Visitor — Optimize¶
Each section presents a Visitor that works but is wasteful. Profile, optimize, measure.
Table of Contents¶
- Optimization 1: Replace with sealed types + switch
- Optimization 2: Structural sharing on rewrite
- Optimization 3: Hash-cons identical subtrees
- Optimization 4: Iterative traversal for deep trees
- Optimization 5: Arena-allocated AST
- Optimization 6: Specialize for primitive return types
- Optimization 7: Skip unaffected subtrees
- Optimization 8: Compose visitors into one walk
- Optimization 9: Cache results for read-only visitors
- Optimization 10: Parallel visitor for independent subtrees
- Optimization Tips
Optimization 1: Replace with sealed types + switch¶
Before¶
public interface ShapeVisitor<R> {
R visitCircle(Circle c);
R visitSquare(Square s);
R visitTriangle(Triangle t);
}
public class AreaVisitor implements ShapeVisitor<Double> {
public Double visitCircle(Circle c) { return Math.PI * c.radius * c.radius; }
public Double visitSquare(Square s) { return s.side * s.side; }
public Double visitTriangle(Triangle t) { return 0.5 * t.base * t.height; }
}
double total = shapes.stream()
.mapToDouble(s -> s.accept(new AreaVisitor()))
.sum();
Two virtual calls per shape (accept + visit). Also Double boxing on every call.
After¶
public sealed interface Shape permits Circle, Square, Triangle {}
public record Circle(double radius) implements Shape {}
public record Square(double side) implements Shape {}
public record Triangle(double base, double height) implements Shape {}
double area(Shape s) {
return switch (s) {
case Circle c -> Math.PI * c.radius() * c.radius();
case Square sq -> sq.side() * sq.side();
case Triangle t -> 0.5 * t.base() * t.height();
};
}
double total = shapes.stream().mapToDouble(this::area).sum();
Measurement. JIT compiles switch over sealed types into tableswitch bytecode. No virtual dispatch, no boxing. ~2-3× faster than Visitor.

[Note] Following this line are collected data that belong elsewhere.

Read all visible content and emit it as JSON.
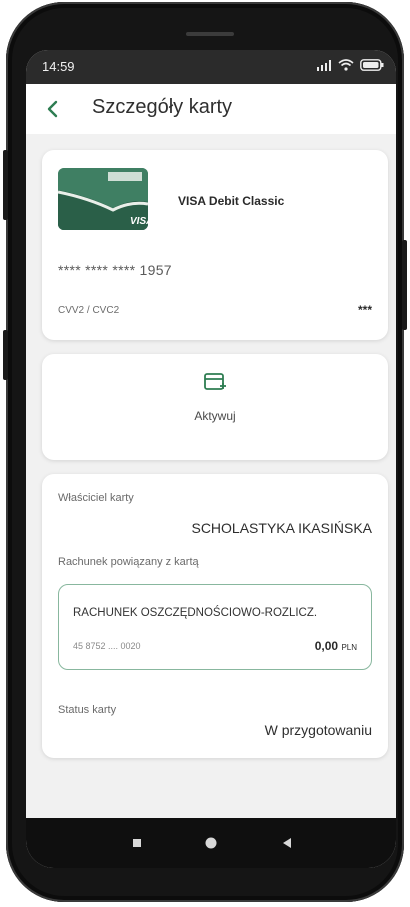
{
  "status_bar": {
    "time": "14:59"
  },
  "header": {
    "back_icon": "chevron-left-icon",
    "title": "Szczegóły karty"
  },
  "card": {
    "name": "VISA Debit Classic",
    "brand": "VISA",
    "number_masked": "**** **** **** 1957",
    "cvv_label": "CVV2 / CVC2",
    "cvv_value": "***"
  },
  "activate": {
    "label": "Aktywuj",
    "icon": "card-add-icon"
  },
  "details": {
    "owner_label": "Właściciel karty",
    "owner_value": "SCHOLASTYKA IKASIŃSKA",
    "account_label": "Rachunek powiązany z kartą",
    "account": {
      "name": "RACHUNEK OSZCZĘDNOŚCIOWO-ROZLICZ.",
      "number": "45 8752 .... 0020",
      "balance": "0,00",
      "currency": "PLN"
    },
    "status_label": "Status karty",
    "status_value": "W przygotowaniu"
  },
  "colors": {
    "accent": "#2e7d52",
    "account_border": "#88b79e"
  }
}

Trade-off. Operations live in functions, not classes. Less organization for many operations. Adding a new shape forces switch updates everywhere — but the compiler enforces it.
Lesson: For stable hierarchies in modern Java/Kotlin/Scala/TypeScript/Rust, sealed types + pattern matching outperform Visitor on every dimension if operations don't need class-level organization.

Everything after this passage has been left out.